Exercise makes you happier too, which helps when you are dealing with pain.

Things

  • Imak Smart Glove - braces are a bad idea long term, but short term they can help remind you of what is correct and aleviate pain; as you start to feel better, remember to remove them for longer and longer periods of time
  • RPI Trigger wheel - nice to roll on forearms sometimes
  • Ice baths in small rubbermaid trash can - fill with 20 ice cubes and water, alternate time in water and out of water for 10 minutes each water (10 seconds in, 10 out, 1 minute in, 1 out, whatever); key is maybe doing it 3 or 4 times in a night; make sure it is large enough that you can submerge your forearms
  • Desks and Chairs I have bookmarked - honestly though, how I sit on the chair or at the desk makes more of a difference that the specific chair thus far for me. Granted, a better chair may be more comfortable and make sitting properly easier.

Closing Thoughts

I am sure there were other things I researched, but these were the specific things that stuck out. The tl;dr is: exercise, form good habits, take breaks, and relax.

Updates

2014-07-07

I am now using the Microsoft Sculpt Ergonomic desktop. The negative tilt on the keyboard is great. I also dig the chiclet style keys. The mouse is a great angle for my wrist as well.

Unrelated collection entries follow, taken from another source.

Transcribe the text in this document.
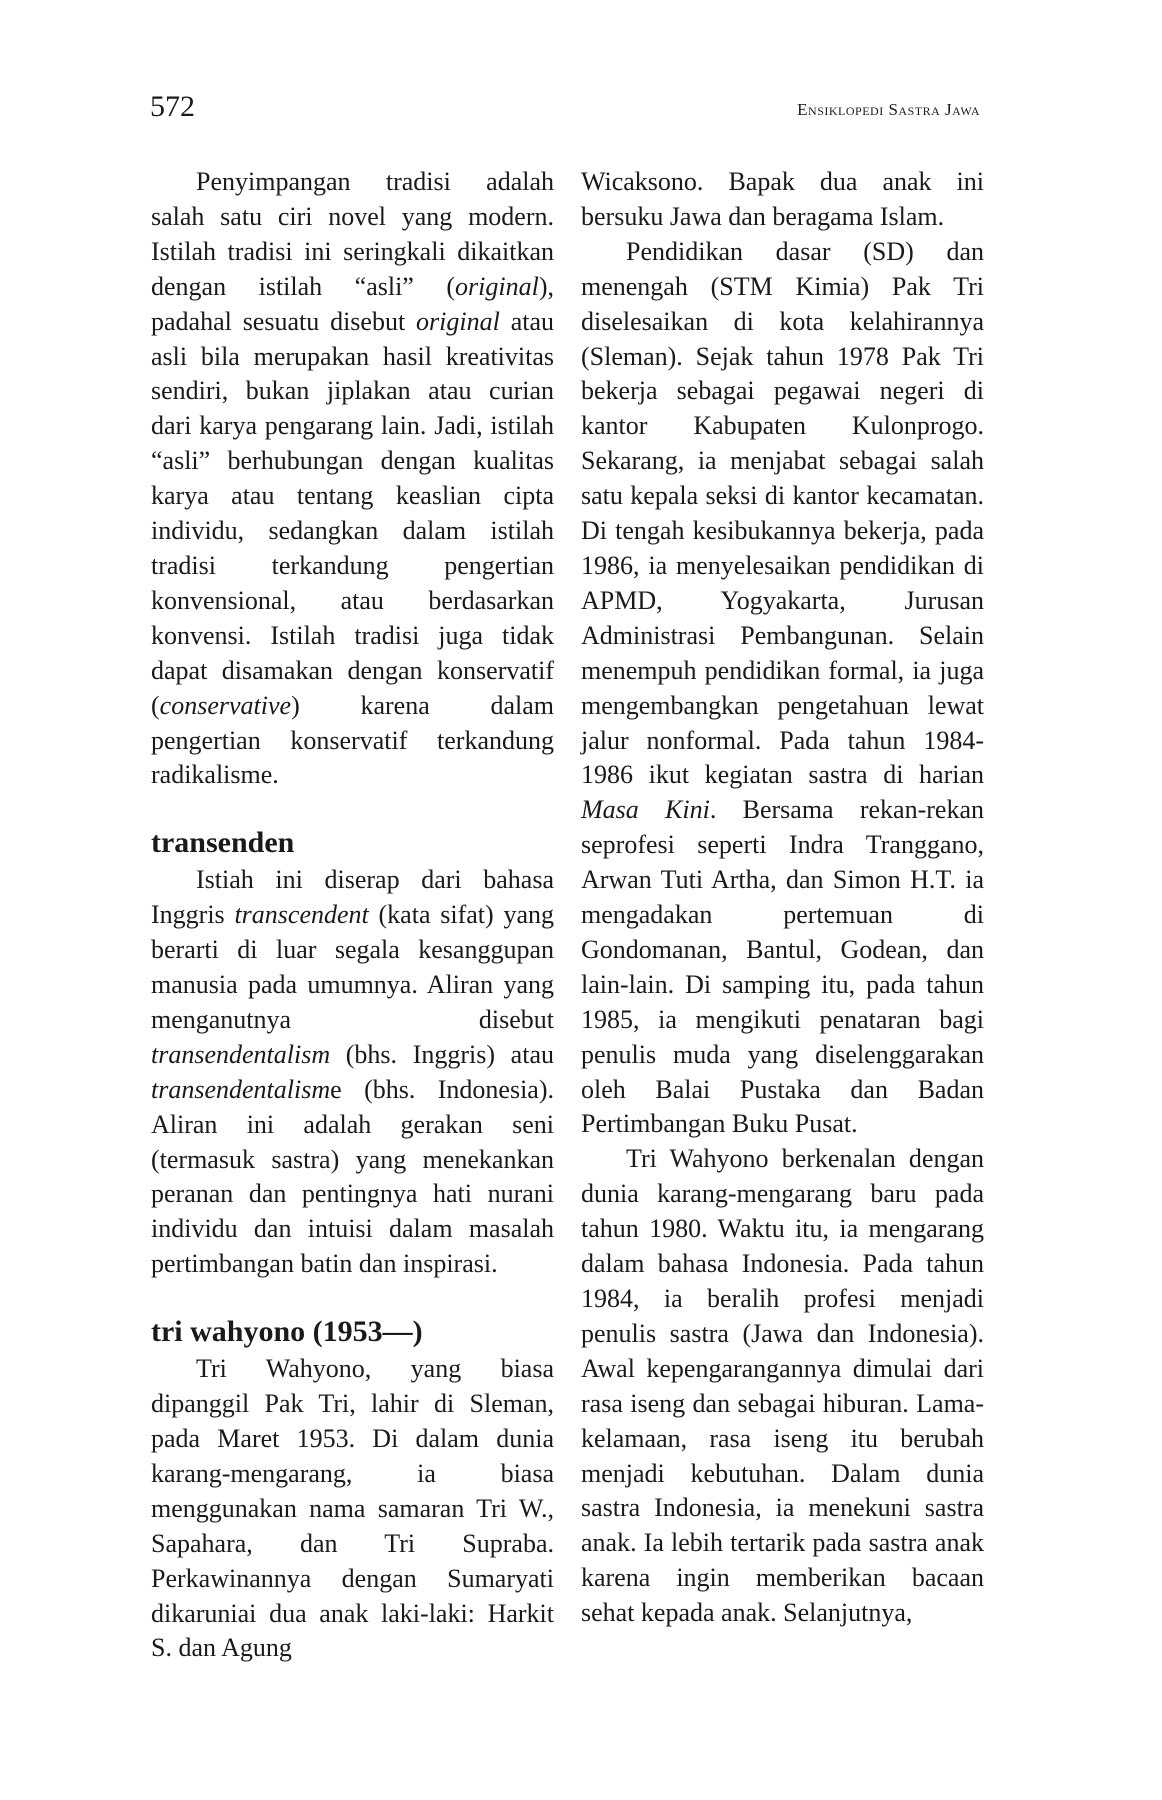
572	Ensiklopedi Sastra Jawa

Penyimpangan tradisi adalah salah satu ciri novel yang modern. Istilah tradisi ini seringkali dikaitkan dengan istilah “asli” (original), padahal sesuatu disebut original atau asli bila merupakan hasil kreativitas sendiri, bukan jiplakan atau curian dari karya pengarang lain. Jadi, istilah “asli” berhubungan dengan kualitas karya atau tentang keaslian cipta individu, sedangkan dalam istilah tradisi terkandung pengertian konvensional, atau berdasarkan konvensi. Istilah tradisi juga tidak dapat disamakan dengan konservatif (conservative) karena dalam pengertian konservatif terkandung radikalisme.

transenden

Istiah ini diserap dari bahasa Inggris transcendent (kata sifat) yang berarti di luar segala kesanggupan manusia pada umumnya. Aliran yang menganutnya disebut transendentalism (bhs. Inggris) atau transendentalisme (bhs. Indonesia). Aliran ini adalah gerakan seni (termasuk sastra) yang menekankan peranan dan pentingnya hati nurani individu dan intuisi dalam masalah pertimbangan batin dan inspirasi.

tri wahyono (1953—)

Tri Wahyono, yang biasa dipanggil Pak Tri, lahir di Sleman, pada Maret 1953. Di dalam dunia karang-mengarang, ia biasa menggunakan nama samaran Tri W., Sapahara, dan Tri Supraba. Perkawinannya dengan Sumaryati dikaruniai dua anak laki-laki: Harkit S. dan Agung

Wicaksono. Bapak dua anak ini bersuku Jawa dan beragama Islam.

Pendidikan dasar (SD) dan menengah (STM Kimia) Pak Tri diselesaikan di kota kelahirannya (Sleman). Sejak tahun 1978 Pak Tri bekerja sebagai pegawai negeri di kantor Kabupaten Kulonprogo. Sekarang, ia menjabat sebagai salah satu kepala seksi di kantor kecamatan. Di tengah kesibukannya bekerja, pada 1986, ia menyelesaikan pendidikan di APMD, Yogyakarta, Jurusan Administrasi Pembangunan. Selain menempuh pendidikan formal, ia juga mengembangkan pengetahuan lewat jalur nonformal. Pada tahun 1984-1986 ikut kegiatan sastra di harian Masa Kini. Bersama rekan-rekan seprofesi seperti Indra Tranggano, Arwan Tuti Artha, dan Simon H.T. ia mengadakan pertemuan di Gondomanan, Bantul, Godean, dan lain-lain. Di samping itu, pada tahun 1985, ia mengikuti penataran bagi penulis muda yang diselenggarakan oleh Balai Pustaka dan Badan Pertimbangan Buku Pusat.

Tri Wahyono berkenalan dengan dunia karang-mengarang baru pada tahun 1980. Waktu itu, ia mengarang dalam bahasa Indonesia. Pada tahun 1984, ia beralih profesi menjadi penulis sastra (Jawa dan Indonesia). Awal kepengarangannya dimulai dari rasa iseng dan sebagai hiburan. Lama-kelamaan, rasa iseng itu berubah menjadi kebutuhan. Dalam dunia sastra Indonesia, ia menekuni sastra anak. Ia lebih tertarik pada sastra anak karena ingin memberikan bacaan sehat kepada anak. Selanjutnya,
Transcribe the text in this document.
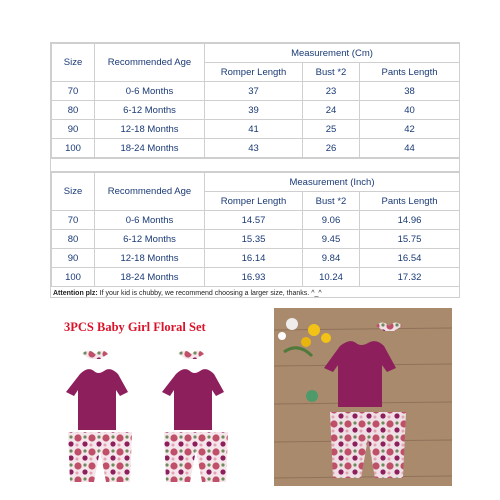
Size	Recommended Age	Measurement (Cm)		
		Romper Length	Bust *2	Pants Length
70	0-6 Months	37	23	38
80	6-12 Months	39	24	40
90	12-18 Months	41	25	42
100	18-24 Months	43	26	44
Size	Recommended Age	Measurement (Inch)		
		Romper Length	Bust *2	Pants Length
70	0-6 Months	14.57	9.06	14.96
80	6-12 Months	15.35	9.45	15.75
90	12-18 Months	16.14	9.84	16.54
100	18-24 Months	16.93	10.24	17.32
Attention plz: If your kid is chubby, we recommend choosing a larger size, thanks. ^_^
3PCS Baby Girl Floral Set
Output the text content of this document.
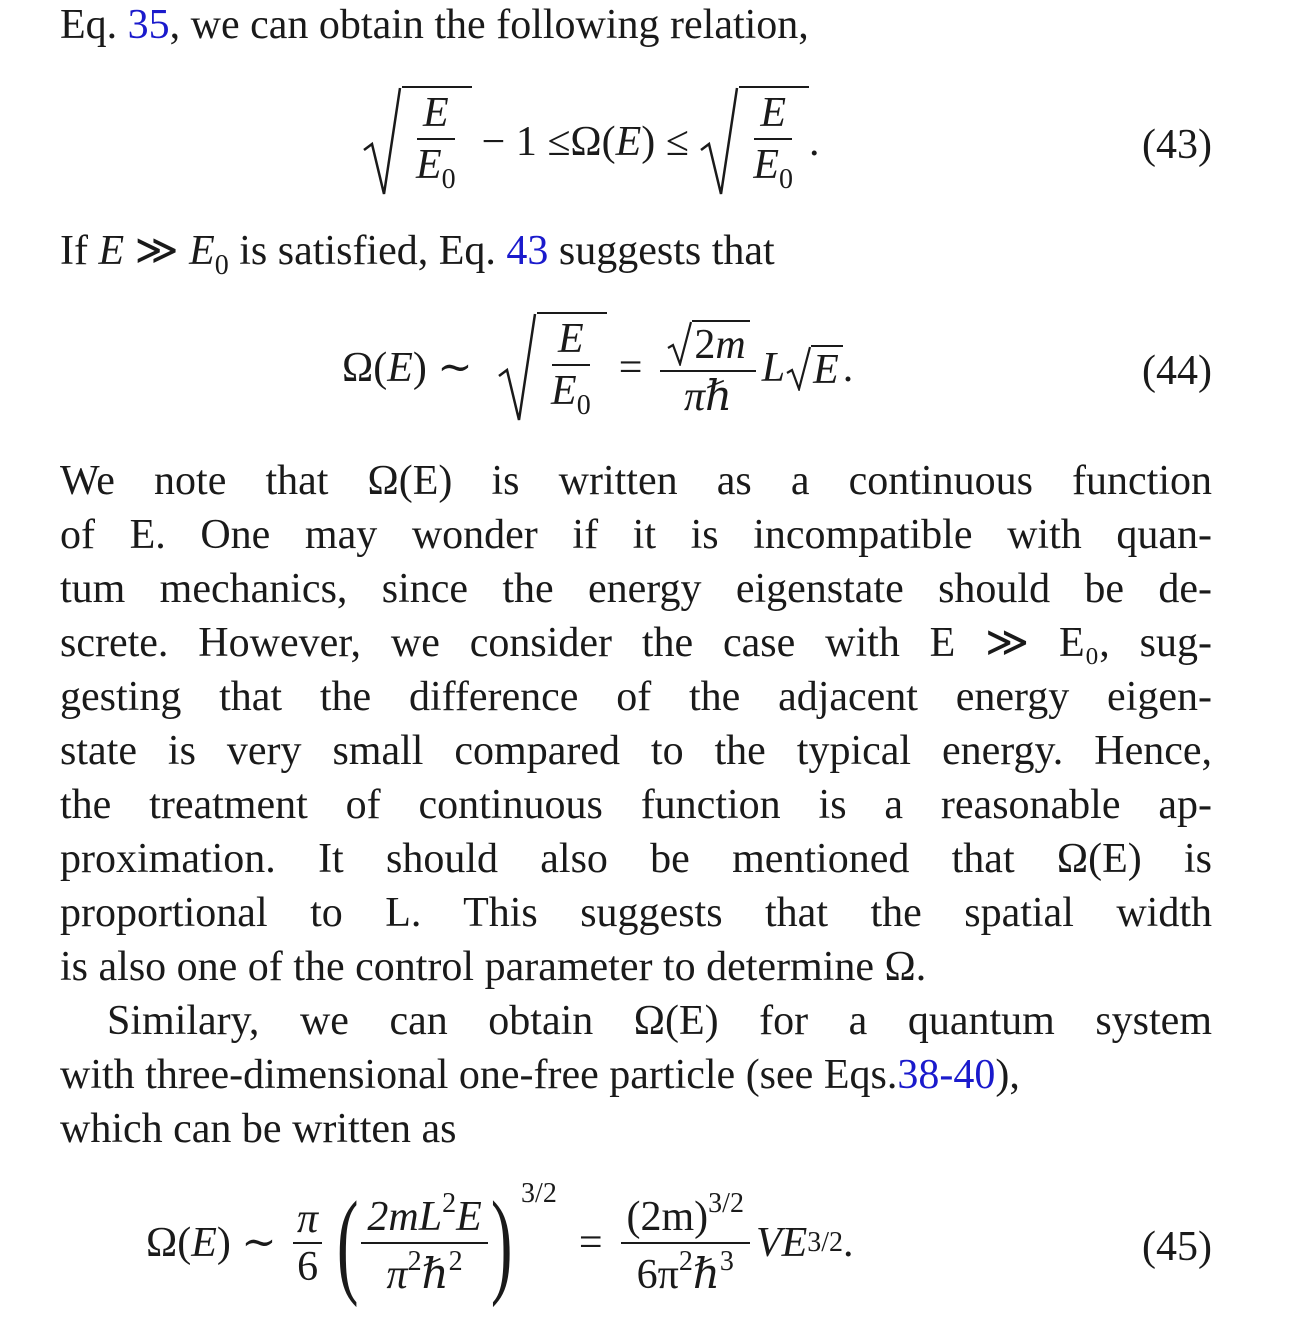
Eq. 35, we can obtain the following relation,
$\frac{E}{E_0} - 1 \le \Omega$( E ) ≤ $\frac{E}{E_0}$ .	(43)
If E ≫ $E_0$ is satisfied, Eq. 43 suggests that
Ω( E ) ∼ $\frac{E}{E_0} = \frac{2m}{\text{πℏ}}$ L E .	(44)
We note that Ω(E) is written as a continuous function
of E. One may wonder if it is incompatible with quan-
tum mechanics, since the energy eigenstate should be de-
screte. However, we consider the case with E ≫ E₀, sug-
gesting that the difference of the adjacent energy eigen-
state is very small compared to the typical energy. Hence,
the treatment of continuous function is a reasonable ap-
proximation. It should also be mentioned that Ω(E) is
proportional to L. This suggests that the spatial width
is also one of the control parameter to determine Ω.
Similary, we can obtain Ω(E) for a quantum system
with three-dimensional one-free particle (see Eqs.38-40),
which can be written as
Ω( E ) ∼ $\frac{\pi}{6}$ ( $\frac{2mL^2E}{\pi^2\hbar^2}$ ) 3/2
= $\frac{(2m)^{3/2}}{6\pi^2\hbar^3}$ V E 3/2 .	(45)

In addition to the sculpt, I started using MacBreakZ a few weeks ago. I am pretty sure it has made a bigger difference than any other single thing I have tried. I used other break apps, but they never really helped much. I think the reason is that they just said stop, whereas MacBreakZ gives me stretches to do during the time off. It makes the breaks go quick and I have noticed an improvement in range of motion.

I use it with microbreaks turned on and I have it set to 30 minutes on with 5 minute breaks. At first the microbreaks were brutal, but after a few days I began to enjoy them. Be sure to Toggle the Activity Window on. As you type and click more, it moves a meter towards yellow and finally red to warn you.

While the sculpt helped, I still had some pain on the outside of my hands. Since I’ve been using MacBreakZ, I have had little to no pain, as long as I obey the breaks and do the stretches. I highly recommend giving MacBreakZ a real go.